The contemporary “makers culture” emphasizes the learning and use of practical skills which have many of our talented young folks flocking to the cooking, crafting, and “making” skills that many of us missed out on in our youth, and which now are so important as we build (or continue to build) our homes and start families. Thus, the “Makers culture.”
We in the Midwest are a mere stone’s throw from these skills since so many can still be found in the kitchens of our Midwest families. We can think of no better example of this philosophy than KC’s own brother/sister entrepreneurial team of Ben & Jess Anthony (“Wood + Salt”) who are committed to small batch organic and locally sourced spice blends, brines, rubs, infused sugars and finishing salts. They were with us recently for a class and we realized the true beauty of their work and the depth of their culinary knowledge.
In addition, we couldn’t forget the culinary artistry of Chef Charlie Hammond with his newest passion – infused vanillas (“Vain Vanilla”). He’s even going to show us how to use infused vanillas to create a trendy craft cocktail.
On Wednesday evening, they will join with some of their KC artisan friends (Tim & Laura Tuohy with KC Canning Co.; Leroy Shatto with Shatto Milk, and the folks at Weib Dairy, Our Sassy Pantry and Goddard Farms, to name a few) and will lead us in a cooking class focused on the bounty of artisanal products found in the Heartland. These talented artisans believe that it’s important to get the word out on the beautiful foods that are to be found right in our own backyard, so they will explore a menu that highlights local ingredients and purveyors that are indigenous to Kansas and Missouri. Our bet is that you will not believe their passionate approach to food and life. It’s a power-packed class brimming with culinary experience and acumen.
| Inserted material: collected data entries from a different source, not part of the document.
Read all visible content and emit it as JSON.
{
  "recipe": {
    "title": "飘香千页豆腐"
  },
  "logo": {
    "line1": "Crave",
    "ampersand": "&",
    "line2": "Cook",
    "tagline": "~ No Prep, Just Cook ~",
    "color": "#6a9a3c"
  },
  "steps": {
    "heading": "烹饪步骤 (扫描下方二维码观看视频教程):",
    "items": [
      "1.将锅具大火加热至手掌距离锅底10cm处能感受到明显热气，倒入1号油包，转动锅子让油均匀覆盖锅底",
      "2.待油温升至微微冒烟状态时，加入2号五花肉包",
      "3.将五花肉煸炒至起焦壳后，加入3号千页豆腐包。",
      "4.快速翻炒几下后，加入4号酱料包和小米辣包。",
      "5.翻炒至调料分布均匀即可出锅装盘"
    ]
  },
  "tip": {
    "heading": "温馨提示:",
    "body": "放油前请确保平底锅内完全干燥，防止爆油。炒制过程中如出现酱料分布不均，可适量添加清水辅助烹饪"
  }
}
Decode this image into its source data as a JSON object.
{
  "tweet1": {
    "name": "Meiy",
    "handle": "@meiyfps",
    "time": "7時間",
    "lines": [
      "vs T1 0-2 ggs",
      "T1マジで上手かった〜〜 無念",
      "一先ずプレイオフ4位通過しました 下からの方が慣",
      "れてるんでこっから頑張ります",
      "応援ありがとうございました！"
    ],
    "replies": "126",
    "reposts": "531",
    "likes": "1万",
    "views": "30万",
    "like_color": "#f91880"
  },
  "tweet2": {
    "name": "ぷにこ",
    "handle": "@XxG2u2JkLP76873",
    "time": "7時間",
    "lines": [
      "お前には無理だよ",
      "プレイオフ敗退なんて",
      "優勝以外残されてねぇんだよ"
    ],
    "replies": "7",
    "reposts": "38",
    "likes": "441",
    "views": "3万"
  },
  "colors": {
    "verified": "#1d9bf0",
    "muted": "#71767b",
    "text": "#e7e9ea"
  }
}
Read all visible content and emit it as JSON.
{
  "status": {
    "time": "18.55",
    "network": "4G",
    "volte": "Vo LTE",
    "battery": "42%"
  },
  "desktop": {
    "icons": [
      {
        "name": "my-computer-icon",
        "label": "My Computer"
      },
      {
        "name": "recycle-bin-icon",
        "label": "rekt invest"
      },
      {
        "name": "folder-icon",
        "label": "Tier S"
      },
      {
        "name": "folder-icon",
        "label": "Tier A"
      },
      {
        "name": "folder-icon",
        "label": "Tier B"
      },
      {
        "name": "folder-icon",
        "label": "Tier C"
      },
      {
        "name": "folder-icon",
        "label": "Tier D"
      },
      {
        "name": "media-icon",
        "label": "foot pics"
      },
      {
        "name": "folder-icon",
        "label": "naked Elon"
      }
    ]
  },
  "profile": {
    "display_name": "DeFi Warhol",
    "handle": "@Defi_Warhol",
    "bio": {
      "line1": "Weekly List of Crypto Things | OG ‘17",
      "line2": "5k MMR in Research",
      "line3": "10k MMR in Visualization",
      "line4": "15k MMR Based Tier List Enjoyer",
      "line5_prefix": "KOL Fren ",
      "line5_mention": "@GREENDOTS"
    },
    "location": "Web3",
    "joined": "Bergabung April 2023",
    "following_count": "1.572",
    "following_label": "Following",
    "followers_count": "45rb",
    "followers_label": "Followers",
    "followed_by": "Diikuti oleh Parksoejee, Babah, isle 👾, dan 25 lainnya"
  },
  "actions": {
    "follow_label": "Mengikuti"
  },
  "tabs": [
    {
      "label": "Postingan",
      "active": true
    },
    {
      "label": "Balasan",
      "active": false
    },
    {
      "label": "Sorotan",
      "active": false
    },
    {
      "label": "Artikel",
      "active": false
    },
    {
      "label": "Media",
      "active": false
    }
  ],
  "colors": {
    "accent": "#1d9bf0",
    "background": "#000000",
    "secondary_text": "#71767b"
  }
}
Our evening will begin with a craft cocktail stirred up by Chef Charlie, and a three-pairing of some very special local cheese, preserves, and honey. Next, we’ll learn about a Cascavel Rose Rubbed Roasted Beef served with a Chianti-based garnishing sauce, a beautiful side dish of Turnips au Gratin, Sauteed Onions, and Smoked Peppercorns in a Cream Sauce, and more. Dessert will leave you tapping your shoes together and wishing for just one of these folks to cook for you in your own home!
And, if that’s not enough talent in the house, FEAST Publisher, Catherine Neville, will be with us this evening weighing in and social marketing the class LIVE to their readership.
Poise your pen for great information, recipes, fantastic tastings, wine (of course!), and gifts! Now, there’s a value for ya!